From Hulme's narrative:

what I do offer here is a story - a narrative structure - that may help others see the journey I am on and explain why my published work at different stages of my career may have been different, distinct and even at times contradictory.
The world that we study – the climates that we seek to understand – is not simply out there in pure form waiting to be discovered by the impartial mind. These climates that we bring to life are partly created through our processes of enquiry. That the knowledge about climate and climate change that I have offered my peers and my readers throughout my career does not always stitch together into a seamless whole, is therefore at least partly a function of the limitations and biases of my own mind and of its subjection to external (and internal) influences. This is one sense therefore in which my own ‘science’ of climate change has been ‘post-normal’ (cf. Hulme, 2007a,b). A full disclosure of these biases and inadequacies can of course never be delivered, neither by me nor by my interlocutors.
...
‘Uncertainties’ were very evident in my work – regularly dealing with both data uncertainties and model uncertainties. But although I published significant papers on these issues, I did not have available to me the analytical tools from critical or philosophical disciplines to reflect more deeply about what such uncertainty signified, nor how this related to public policy-making. In CRU I was immersed in a contract research environment where my employment continuity and that of my group was dependent upon gaining the next research contract or consultancy. It would take me several more years to be able to adopt a more reflexive stance to my own work...In the autumn of 1997 I had been proactive with colleagues in compiling a list of nearly 800 signatories amongst European climate change-related scientists to an open letter to the European delegations convening in Kyoto urging them to lend their weight behind the idea of legally-binding emissions reductions targets. It was to be another 10 years before I revoked on this conviction, becoming convinced that this approach was misguided and ineffective (Hulme, 2010a; Prins et al., 2010)...

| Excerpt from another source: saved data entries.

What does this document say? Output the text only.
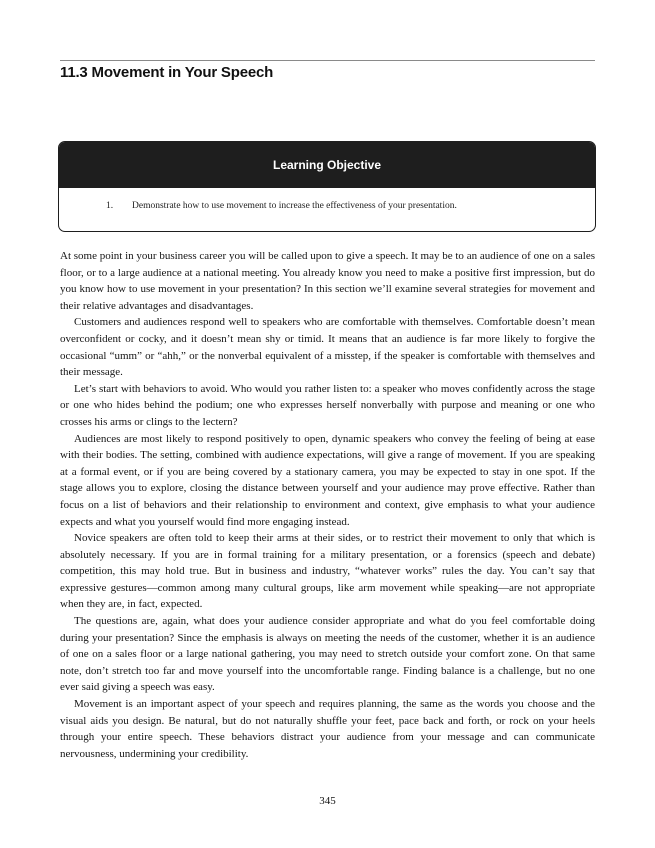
11.3 Movement in Your Speech
Learning Objective
1. Demonstrate how to use movement to increase the effectiveness of your presentation.

At some point in your business career you will be called upon to give a speech. It may be to an audience of one on a sales floor, or to a large audience at a national meeting. You already know you need to make a positive first impression, but do you know how to use movement in your presentation? In this section we’ll examine several strategies for movement and their relative advantages and disadvantages.

Customers and audiences respond well to speakers who are comfortable with themselves. Comfortable doesn’t mean overconfident or cocky, and it doesn’t mean shy or timid. It means that an audience is far more likely to forgive the occasional “umm” or “ahh,” or the nonverbal equivalent of a misstep, if the speaker is comfortable with themselves and their message.

Let’s start with behaviors to avoid. Who would you rather listen to: a speaker who moves confidently across the stage or one who hides behind the podium; one who expresses herself nonverbally with purpose and meaning or one who crosses his arms or clings to the lectern?

Audiences are most likely to respond positively to open, dynamic speakers who convey the feeling of being at ease with their bodies. The setting, combined with audience expectations, will give a range of movement. If you are speaking at a formal event, or if you are being covered by a stationary camera, you may be expected to stay in one spot. If the stage allows you to explore, closing the distance between yourself and your audience may prove effective. Rather than focus on a list of behaviors and their relationship to environment and context, give emphasis to what your audience expects and what you yourself would find more engaging instead.

Novice speakers are often told to keep their arms at their sides, or to restrict their movement to only that which is absolutely necessary. If you are in formal training for a military presentation, or a forensics (speech and debate) competition, this may hold true. But in business and industry, “whatever works” rules the day. You can’t say that expressive gestures—common among many cultural groups, like arm movement while speaking—are not appropriate when they are, in fact, expected.

The questions are, again, what does your audience consider appropriate and what do you feel comfortable doing during your presentation? Since the emphasis is always on meeting the needs of the customer, whether it is an audience of one on a sales floor or a large national gathering, you may need to stretch outside your comfort zone. On that same note, don’t stretch too far and move yourself into the uncomfortable range. Finding balance is a challenge, but no one ever said giving a speech was easy.

Movement is an important aspect of your speech and requires planning, the same as the words you choose and the visual aids you design. Be natural, but do not naturally shuffle your feet, pace back and forth, or rock on your heels through your entire speech. These behaviors distract your audience from your message and can communicate nervousness, undermining your credibility.

345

These three essays signalled my growing unease about some of the ways in which (climate) science was being presented and deployed in public debates. My exposure to a wider range of academic disciplines allowed me to adopt a more critical stance in how I perceived the relations between climate change science, public knowledge and discourse and policy development
...Using newly discovered – for me! - theories and insights from science and technology studies and the geography of science, I became more critical of the ways in which climate change knowledge was made and exercised. The object of my critiques were not only my own earlier production of UKCIP climate scenarios (Hulme and Dessai, 2008a), but also the knowledge claims of the IPCC (Hulme, 2008b; 2010b; Hulme et al., 2010; Hulme and Mahony, 2010) and of the different ways in which climate knowledge gets validated (Hulme, 2010c). I also examined the deficiencies of global kinds of climate knowledge more generally (Hulme, 2010d; O’Neill et al., 2010) and the limitations of their use in policy (Hulme, 2008b,c; Hulme et al., 2011).
...My thinking which underlay this change (to some people a rather surprising change) in my analysis of climate change – at least a change in the unquestioning support I might earlier have given to certain unreflexive policy discourses and advocacy campaigns – was laid out most comprehensively in my 2009 book Why We Disagree About Climate Change (Hulme, 2009c).